Norton by Symantec is the consumer brand of the world’s largest pure-play security company Symantec. As such, Norton branded products benefit from the masses of enterprise threats that Symantec sees and conversely enterprise benefits from the enormous consumer user-base in its global intelligence network.
This has become even more evident over the past few months with Symantec's acquisition of Blue Coat which gives it the most comprehensive end-to-endpoint offering and the world’s largest global intelligence network. The combined GIN discovered masses of additional threat vectors that benefit Norton users.
Mark Gorrie, director, Norton Business Unit, Pacific region gave an overview of issues facing consumers and what Norton was doing to address this via updates to its Security Premium product.
The slide says it all – most alarmingly every two seconds someone becomes a victim of identity theft (ID), Australia is the third most targeted for malware, 21 million apps have privacy leaks or intrusive behaviour (more on that later) and 19% of Australians have experienced credit card fraud online this year.
Google Play’s Android store claims it has about 2.75 million apps – how can 21 million be “suspect”? Via Norton’s GIN it has identified a total of 30 million Android apps (these may be enterprise, special purpose, different or variants) in the wild and two-thirds are “suspect.

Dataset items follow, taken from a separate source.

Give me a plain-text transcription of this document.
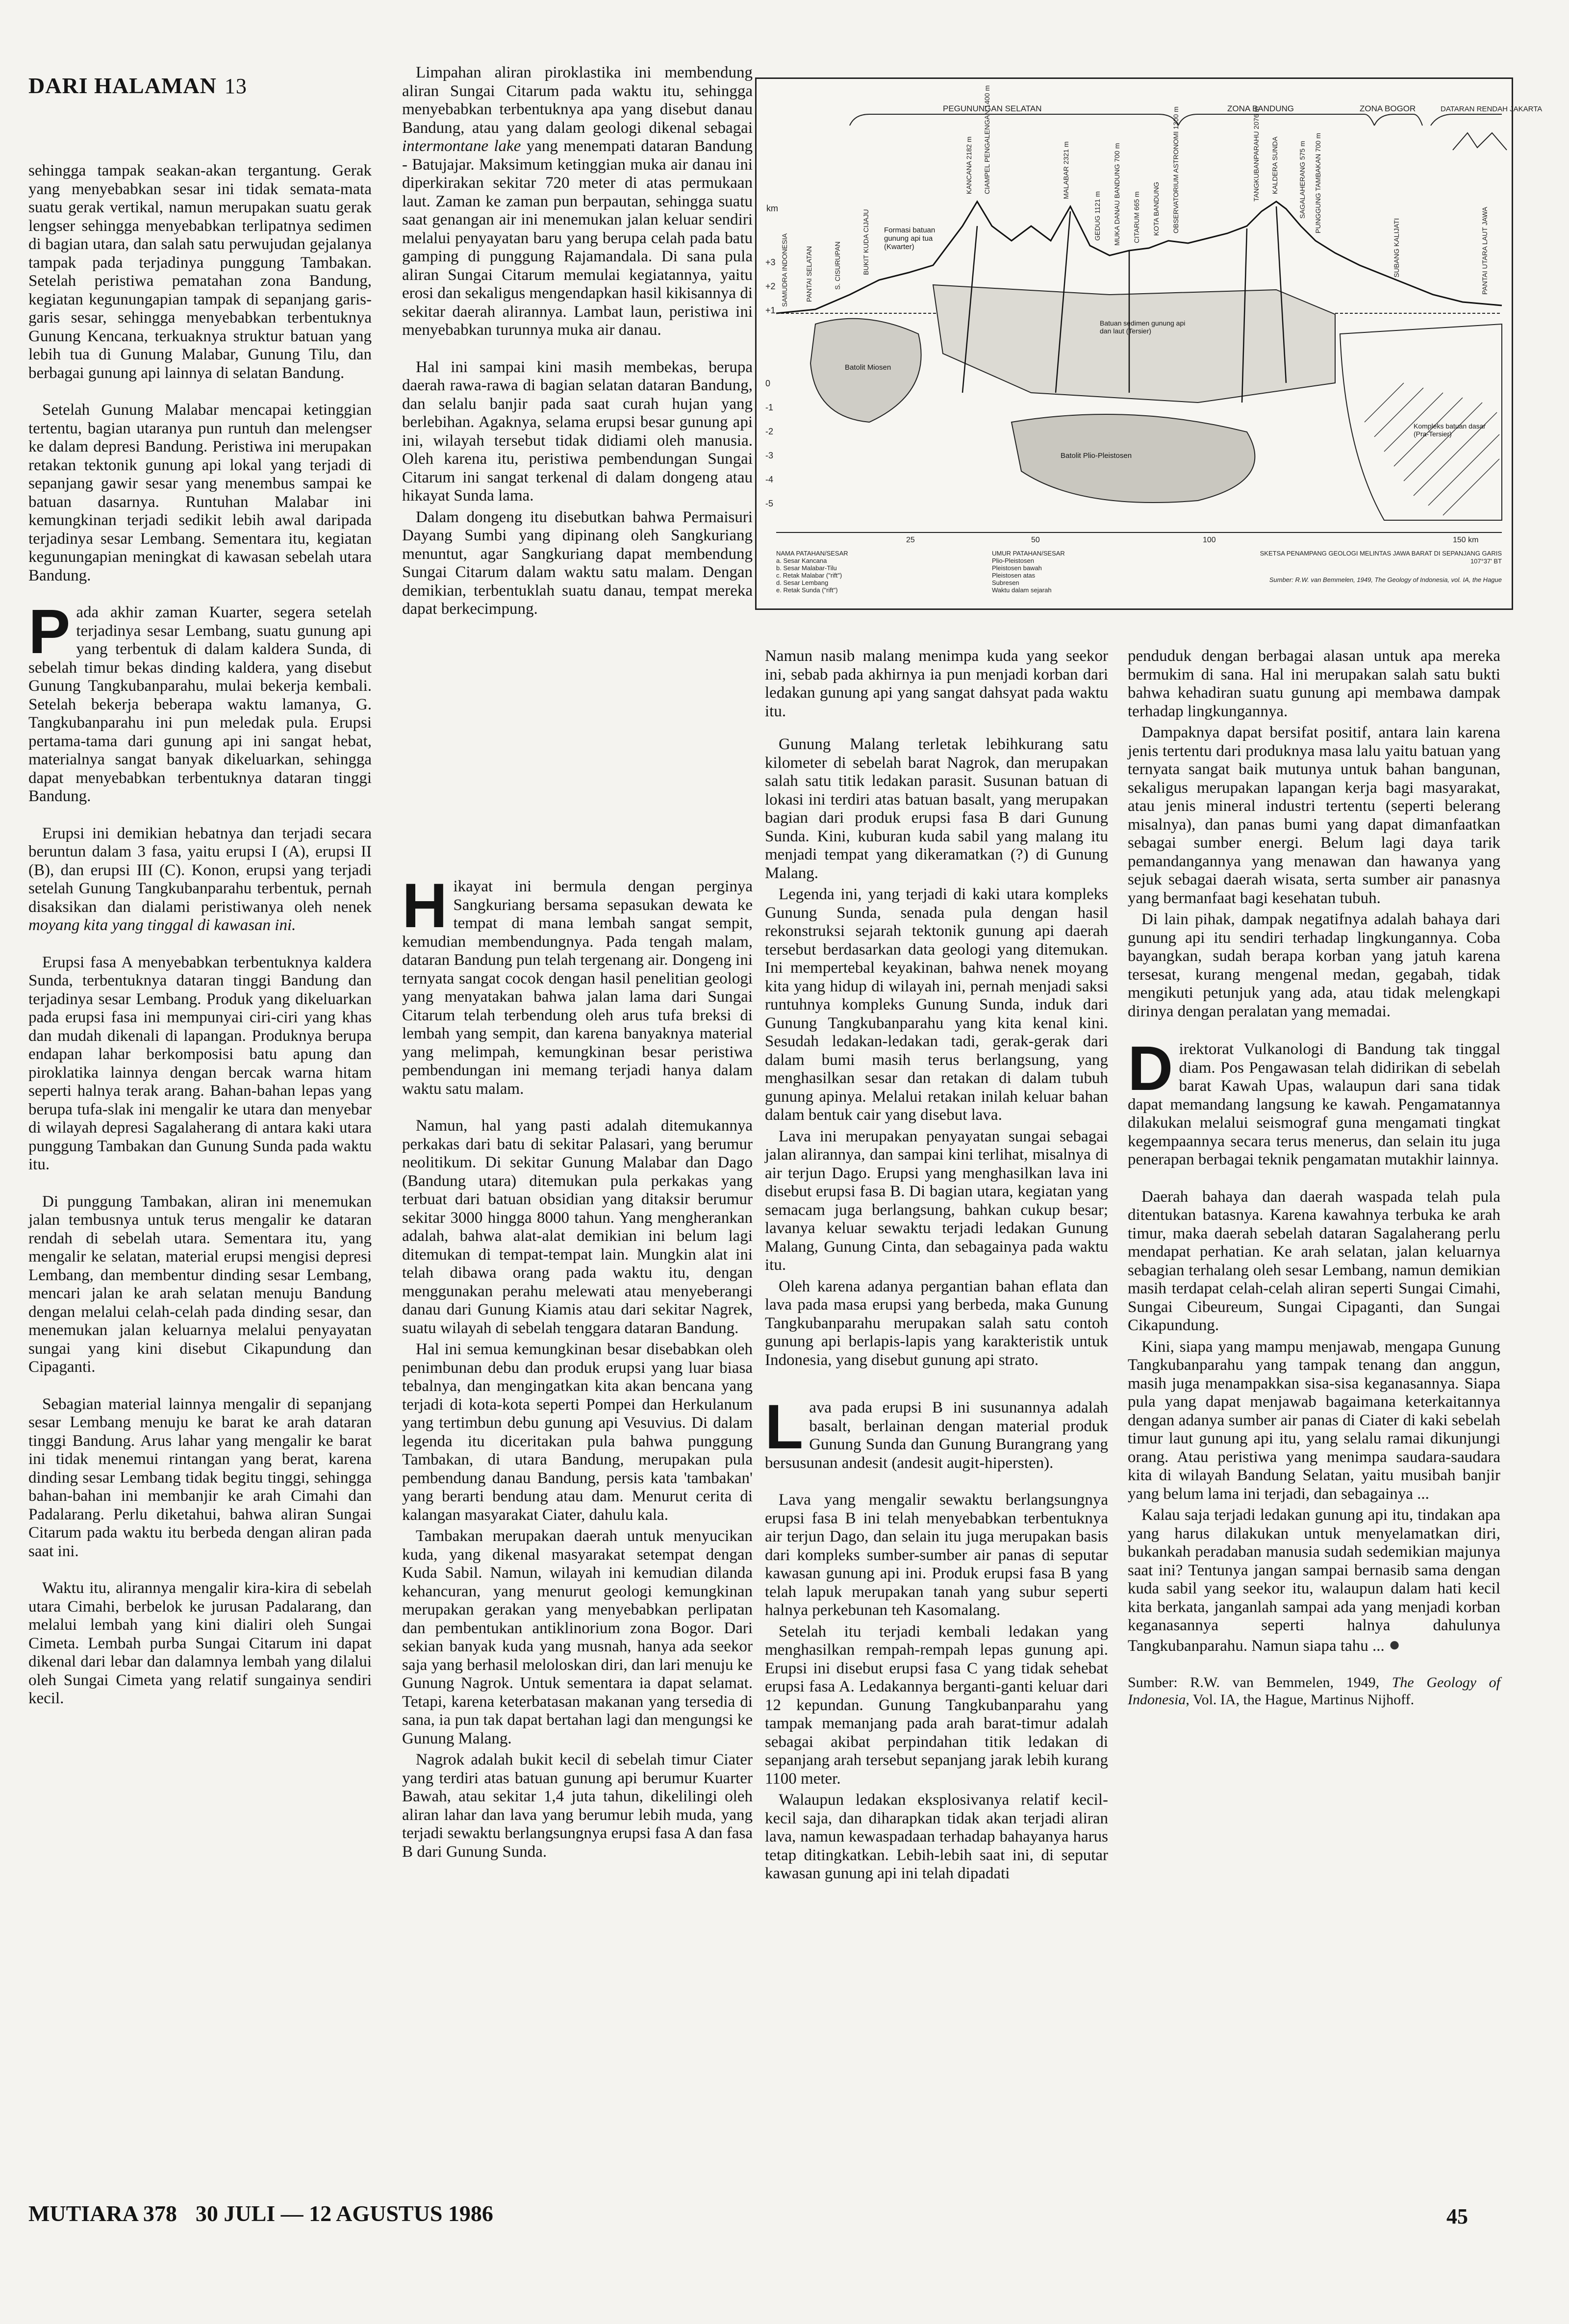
DARI HALAMAN 13

sehingga tampak seakan-akan tergantung. Gerak yang menyebabkan sesar ini tidak semata-mata suatu gerak vertikal, namun merupakan suatu gerak lengser sehingga menyebabkan terlipatnya sedimen di bagian utara, dan salah satu perwujudan gejalanya tampak pada terjadinya punggung Tambakan. Setelah peristiwa pematahan zona Bandung, kegiatan kegunungapian tampak di sepanjang garis-garis sesar, sehingga menyebabkan terbentuknya Gunung Kencana, terkuaknya struktur batuan yang lebih tua di Gunung Malabar, Gunung Tilu, dan berbagai gunung api lainnya di selatan Bandung.

Setelah Gunung Malabar mencapai ketinggian tertentu, bagian utaranya pun runtuh dan melengser ke dalam depresi Bandung. Peristiwa ini merupakan retakan tektonik gunung api lokal yang terjadi di sepanjang gawir sesar yang menembus sampai ke batuan dasarnya. Runtuhan Malabar ini kemungkinan terjadi sedikit lebih awal daripada terjadinya sesar Lembang. Sementara itu, kegiatan kegunungapian meningkat di kawasan sebelah utara Bandung.

Pada akhir zaman Kuarter, segera setelah terjadinya sesar Lembang, suatu gunung api yang terbentuk di dalam kaldera Sunda, di sebelah timur bekas dinding kaldera, yang disebut Gunung Tangkubanparahu, mulai bekerja kembali. Setelah bekerja beberapa waktu lamanya, G. Tangkubanparahu ini pun meledak pula. Erupsi pertama-tama dari gunung api ini sangat hebat, materialnya sangat banyak dikeluarkan, sehingga dapat menyebabkan terbentuknya dataran tinggi Bandung.

Erupsi ini demikian hebatnya dan terjadi secara beruntun dalam 3 fasa, yaitu erupsi I (A), erupsi II (B), dan erupsi III (C). Konon, erupsi yang terjadi setelah Gunung Tangkubanparahu terbentuk, pernah disaksikan dan dialami peristiwanya oleh nenek moyang kita yang tinggal di kawasan ini.

Erupsi fasa A menyebabkan terbentuknya kaldera Sunda, terbentuknya dataran tinggi Bandung dan terjadinya sesar Lembang. Produk yang dikeluarkan pada erupsi fasa ini mempunyai ciri-ciri yang khas dan mudah dikenali di lapangan. Produknya berupa endapan lahar berkomposisi batu apung dan piroklatika lainnya dengan bercak warna hitam seperti halnya terak arang. Bahan-bahan lepas yang berupa tufa-slak ini mengalir ke utara dan menyebar di wilayah depresi Sagalaherang di antara kaki utara punggung Tambakan dan Gunung Sunda pada waktu itu.

Di punggung Tambakan, aliran ini menemukan jalan tembusnya untuk terus mengalir ke dataran rendah di sebelah utara. Sementara itu, yang mengalir ke selatan, material erupsi mengisi depresi Lembang, dan membentur dinding sesar Lembang, mencari jalan ke arah selatan menuju Bandung dengan melalui celah-celah pada dinding sesar, dan menemukan jalan keluarnya melalui penyayatan sungai yang kini disebut Cikapundung dan Cipaganti.

Sebagian material lainnya mengalir di sepanjang sesar Lembang menuju ke barat ke arah dataran tinggi Bandung. Arus lahar yang mengalir ke barat ini tidak menemui rintangan yang berat, karena dinding sesar Lembang tidak begitu tinggi, sehingga bahan-bahan ini membanjir ke arah Cimahi dan Padalarang. Perlu diketahui, bahwa aliran Sungai Citarum pada waktu itu berbeda dengan aliran pada saat ini.

Waktu itu, alirannya mengalir kira-kira di sebelah utara Cimahi, berbelok ke jurusan Padalarang, dan melalui lembah yang kini dialiri oleh Sungai Cimeta. Lembah purba Sungai Citarum ini dapat dikenal dari lebar dan dalamnya lembah yang dilalui oleh Sungai Cimeta yang relatif sungainya sendiri kecil.

Limpahan aliran piroklastika ini membendung aliran Sungai Citarum pada waktu itu, sehingga menyebabkan terbentuknya apa yang disebut danau Bandung, atau yang dalam geologi dikenal sebagai intermontane lake yang menempati dataran Bandung - Batujajar. Maksimum ketinggian muka air danau ini diperkirakan sekitar 720 meter di atas permukaan laut. Zaman ke zaman pun berpautan, sehingga suatu saat genangan air ini menemukan jalan keluar sendiri melalui penyayatan baru yang berupa celah pada batu gamping di punggung Rajamandala. Di sana pula aliran Sungai Citarum memulai kegiatannya, yaitu erosi dan sekaligus mengendapkan hasil kikisannya di sekitar daerah alirannya. Lambat laun, peristiwa ini menyebabkan turunnya muka air danau.

Hal ini sampai kini masih membekas, berupa daerah rawa-rawa di bagian selatan dataran Bandung, dan selalu banjir pada saat curah hujan yang berlebihan. Agaknya, selama erupsi besar gunung api ini, wilayah tersebut tidak didiami oleh manusia. Oleh karena itu, peristiwa pembendungan Sungai Citarum ini sangat terkenal di dalam dongeng atau hikayat Sunda lama.

Dalam dongeng itu disebutkan bahwa Permaisuri Dayang Sumbi yang dipinang oleh Sangkuriang menuntut, agar Sangkuriang dapat membendung Sungai Citarum dalam waktu satu malam. Dengan demikian, terbentuklah suatu danau, tempat mereka dapat berkecimpung.

Hikayat ini bermula dengan perginya Sangkuriang bersama sepasukan dewata ke tempat di mana lembah sangat sempit, kemudian membendungnya. Pada tengah malam, dataran Bandung pun telah tergenang air. Dongeng ini ternyata sangat cocok dengan hasil penelitian geologi yang menyatakan bahwa jalan lama dari Sungai Citarum telah terbendung oleh arus tufa breksi di lembah yang sempit, dan karena banyaknya material yang melimpah, kemungkinan besar peristiwa pembendungan ini memang terjadi hanya dalam waktu satu malam.

Namun, hal yang pasti adalah ditemukannya perkakas dari batu di sekitar Palasari, yang berumur neolitikum. Di sekitar Gunung Malabar dan Dago (Bandung utara) ditemukan pula perkakas yang terbuat dari batuan obsidian yang ditaksir berumur sekitar 3000 hingga 8000 tahun. Yang mengherankan adalah, bahwa alat-alat demikian ini belum lagi ditemukan di tempat-tempat lain. Mungkin alat ini telah dibawa orang pada waktu itu, dengan menggunakan perahu melewati atau menyeberangi danau dari Gunung Kiamis atau dari sekitar Nagrek, suatu wilayah di sebelah tenggara dataran Bandung.

Hal ini semua kemungkinan besar disebabkan oleh penimbunan debu dan produk erupsi yang luar biasa tebalnya, dan mengingatkan kita akan bencana yang terjadi di kota-kota seperti Pompei dan Herkulanum yang tertimbun debu gunung api Vesuvius. Di dalam legenda itu diceritakan pula bahwa punggung Tambakan, di utara Bandung, merupakan pula pembendung danau Bandung, persis kata 'tambakan' yang berarti bendung atau dam. Menurut cerita di kalangan masyarakat Ciater, dahulu kala.

Tambakan merupakan daerah untuk menyucikan kuda, yang dikenal masyarakat setempat dengan Kuda Sabil. Namun, wilayah ini kemudian dilanda kehancuran, yang menurut geologi kemungkinan merupakan gerakan yang menyebabkan perlipatan dan pembentukan antiklinorium zona Bogor. Dari sekian banyak kuda yang musnah, hanya ada seekor saja yang berhasil meloloskan diri, dan lari menuju ke Gunung Nagrok. Untuk sementara ia dapat selamat. Tetapi, karena keterbatasan makanan yang tersedia di sana, ia pun tak dapat bertahan lagi dan mengungsi ke Gunung Malang.

Nagrok adalah bukit kecil di sebelah timur Ciater yang terdiri atas batuan gunung api berumur Kuarter Bawah, atau sekitar 1,4 juta tahun, dikelilingi oleh aliran lahar dan lava yang berumur lebih muda, yang terjadi sewaktu berlangsungnya erupsi fasa A dan fasa B dari Gunung Sunda.

PEGUNUNGAN SELATAN	ZONA BANDUNG	ZONA BOGOR	DATARAN RENDAH JAKARTA
km
+3
+2
+1
0
-1
-2
-3
-4
-5
SAMUDRA INDONESIA PANTAI SELATAN	S. CISURUPAN	BUKIT KUDA CIJAJU
KANCANA 2182 m CIAMPEL PENGALENGAN 1400 m	MALABAR 2321 m
GEDUG 1121 m MUKA DANAU BANDUNG 700 m CITARUM 665 m KOTA BANDUNG OBSERVATORIUM ASTRONOMI 1300 m	TANGKUBANPARAHU 2076 m KALDERA SUNDA	SAGALAHERANG 575 m PUNGGUNG TAMBAKAN 700 m
SUBANG KALIJATI	PANTAI UTARA LAUT JAWA
Formasi batuan gunung api tua (Kwarter)
Batolit Miosen
Batuan sedimen gunung api dan laut (Tersier)
Batolit Plio-Pleistosen
Kompleks batuan dasar (Pra-Tersier)
25	50	100	150 km
NAMA PATAHAN/SESAR
a. Sesar Kancana
b. Sesar Malabar-Tilu
c. Retak Malabar ("rift")
d. Sesar Lembang
e. Retak Sunda ("rift")
UMUR PATAHAN/SESAR
Plio-Pleistosen
Pleistosen bawah
Pleistosen atas
Subresen
Waktu dalam sejarah
SKETSA PENAMPANG GEOLOGI MELINTAS JAWA BARAT DI SEPANJANG GARIS 107°37' BT
Sumber: R.W. van Bemmelen, 1949, The Geology of Indonesia, vol. IA, the Hague

Namun nasib malang menimpa kuda yang seekor ini, sebab pada akhirnya ia pun menjadi korban dari ledakan gunung api yang sangat dahsyat pada waktu itu.

Gunung Malang terletak lebihkurang satu kilometer di sebelah barat Nagrok, dan merupakan salah satu titik ledakan parasit. Susunan batuan di lokasi ini terdiri atas batuan basalt, yang merupakan bagian dari produk erupsi fasa B dari Gunung Sunda. Kini, kuburan kuda sabil yang malang itu menjadi tempat yang dikeramatkan (?) di Gunung Malang.

Legenda ini, yang terjadi di kaki utara kompleks Gunung Sunda, senada pula dengan hasil rekonstruksi sejarah tektonik gunung api daerah tersebut berdasarkan data geologi yang ditemukan. Ini mempertebal keyakinan, bahwa nenek moyang kita yang hidup di wilayah ini, pernah menjadi saksi runtuhnya kompleks Gunung Sunda, induk dari Gunung Tangkubanparahu yang kita kenal kini. Sesudah ledakan-ledakan tadi, gerak-gerak dari dalam bumi masih terus berlangsung, yang menghasilkan sesar dan retakan di dalam tubuh gunung apinya. Melalui retakan inilah keluar bahan dalam bentuk cair yang disebut lava.

Lava ini merupakan penyayatan sungai sebagai jalan alirannya, dan sampai kini terlihat, misalnya di air terjun Dago. Erupsi yang menghasilkan lava ini disebut erupsi fasa B. Di bagian utara, kegiatan yang semacam juga berlangsung, bahkan cukup besar; lavanya keluar sewaktu terjadi ledakan Gunung Malang, Gunung Cinta, dan sebagainya pada waktu itu.

Oleh karena adanya pergantian bahan eflata dan lava pada masa erupsi yang berbeda, maka Gunung Tangkubanparahu merupakan salah satu contoh gunung api berlapis-lapis yang karakteristik untuk Indonesia, yang disebut gunung api strato.

Lava pada erupsi B ini susunannya adalah basalt, berlainan dengan material produk Gunung Sunda dan Gunung Burangrang yang bersusunan andesit (andesit augit-hipersten).

Lava yang mengalir sewaktu berlangsungnya erupsi fasa B ini telah menyebabkan terbentuknya air terjun Dago, dan selain itu juga merupakan basis dari kompleks sumber-sumber air panas di seputar kawasan gunung api ini. Produk erupsi fasa B yang telah lapuk merupakan tanah yang subur seperti halnya perkebunan teh Kasomalang.

Setelah itu terjadi kembali ledakan yang menghasilkan rempah-rempah lepas gunung api. Erupsi ini disebut erupsi fasa C yang tidak sehebat erupsi fasa A. Ledakannya berganti-ganti keluar dari 12 kepundan. Gunung Tangkubanparahu yang tampak memanjang pada arah barat-timur adalah sebagai akibat perpindahan titik ledakan di sepanjang arah tersebut sepanjang jarak lebih kurang 1100 meter.

Walaupun ledakan eksplosivanya relatif kecil-kecil saja, dan diharapkan tidak akan terjadi aliran lava, namun kewaspadaan terhadap bahayanya harus tetap ditingkatkan. Lebih-lebih saat ini, di seputar kawasan gunung api ini telah dipadati

penduduk dengan berbagai alasan untuk apa mereka bermukim di sana. Hal ini merupakan salah satu bukti bahwa kehadiran suatu gunung api membawa dampak terhadap lingkungannya.

Dampaknya dapat bersifat positif, antara lain karena jenis tertentu dari produknya masa lalu yaitu batuan yang ternyata sangat baik mutunya untuk bahan bangunan, sekaligus merupakan lapangan kerja bagi masyarakat, atau jenis mineral industri tertentu (seperti belerang misalnya), dan panas bumi yang dapat dimanfaatkan sebagai sumber energi. Belum lagi daya tarik pemandangannya yang menawan dan hawanya yang sejuk sebagai daerah wisata, serta sumber air panasnya yang bermanfaat bagi kesehatan tubuh.

Di lain pihak, dampak negatifnya adalah bahaya dari gunung api itu sendiri terhadap lingkungannya. Coba bayangkan, sudah berapa korban yang jatuh karena tersesat, kurang mengenal medan, gegabah, tidak mengikuti petunjuk yang ada, atau tidak melengkapi dirinya dengan peralatan yang memadai.

Direktorat Vulkanologi di Bandung tak tinggal diam. Pos Pengawasan telah didirikan di sebelah barat Kawah Upas, walaupun dari sana tidak dapat memandang langsung ke kawah. Pengamatannya dilakukan melalui seismograf guna mengamati tingkat kegempaannya secara terus menerus, dan selain itu juga penerapan berbagai teknik pengamatan mutakhir lainnya.

Daerah bahaya dan daerah waspada telah pula ditentukan batasnya. Karena kawahnya terbuka ke arah timur, maka daerah sebelah dataran Sagalaherang perlu mendapat perhatian. Ke arah selatan, jalan keluarnya sebagian terhalang oleh sesar Lembang, namun demikian masih terdapat celah-celah aliran seperti Sungai Cimahi, Sungai Cibeureum, Sungai Cipaganti, dan Sungai Cikapundung.

Kini, siapa yang mampu menjawab, mengapa Gunung Tangkubanparahu yang tampak tenang dan anggun, masih juga menampakkan sisa-sisa keganasannya. Siapa pula yang dapat menjawab bagaimana keterkaitannya dengan adanya sumber air panas di Ciater di kaki sebelah timur laut gunung api itu, yang selalu ramai dikunjungi orang. Atau peristiwa yang menimpa saudara-saudara kita di wilayah Bandung Selatan, yaitu musibah banjir yang belum lama ini terjadi, dan sebagainya ...

Kalau saja terjadi ledakan gunung api itu, tindakan apa yang harus dilakukan untuk menyelamatkan diri, bukankah peradaban manusia sudah sedemikian majunya saat ini? Tentunya jangan sampai bernasib sama dengan kuda sabil yang seekor itu, walaupun dalam hati kecil kita berkata, janganlah sampai ada yang menjadi korban keganasannya seperti halnya dahulunya Tangkubanparahu. Namun siapa tahu ... ●

Sumber: R.W. van Bemmelen, 1949, The Geology of Indonesia, Vol. IA, the Hague, Martinus Nijhoff.
MUTIARA 378 30 JULI — 12 AGUSTUS 1986	45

It merely shows that developers are focused on writing apps, not being security specialists, and few apps are hardened against the brute force attacks that cyber criminals can use. For example, the author of a common audio/video player app never realised that it could be exploited to record from a microphone and Web camera, much less be used to gain root privilege.
As AI and machine learning become more a part of security defence, the cyber criminals too have access to similar resources. Using these tools Symantec set up a Centre for Advanced Machine Learning (CAML) with 10 PhDs who have 100+ years of experience in applied machine learning, including deep learning, manifold learning, Bayesian learning and more, plus extensive security expertise. Add to that all the resources of its 3000+ software engineers and 15 global security centres and the GIN was able to block 500,000 more attacks daily.
But it was a never-ending circle of block one and another variant appears — kind of a whack-a-mole scenario — that has led to predictive machine learning, a loop that constantly trains itself and can find “pre-zero-day exploits” – protection against yet to be exploited vulnerabilities.
Gorrie said that consumer protection had moved way beyond “signature-based” detection and now covers attack vectors – email and anti-spam, the web (reputation of sites), USB/external storage, network incursion), blocking calls to C&C servers, looking at machine behaviour (Sonar) and so much more.
He mentioned Norton Mobile (iTWire article here) because cyber criminals had found Android and, to a lesser degree, iOS fertile ground. The main work here was in the “App adviser” to show what granting various permissions to apps can do, and a simple “Report card” that allows users to see the state of their phone and, if necessary, do something.
He spoke about Symantec’s acquisition of Lifelock; when it is introduced to Australia it will provide identity and fraud protection services for the connected world.
Gorrie said that Norton subscribers had received considerable new functionality throughout the year – improved proactive exploit protection, a new emulation feature, predictive machine learning, and more in IoT and home network protection.
His final words – “It is not a matter of if but when you get attacked. Norton adds considerable value over free AV solutions.”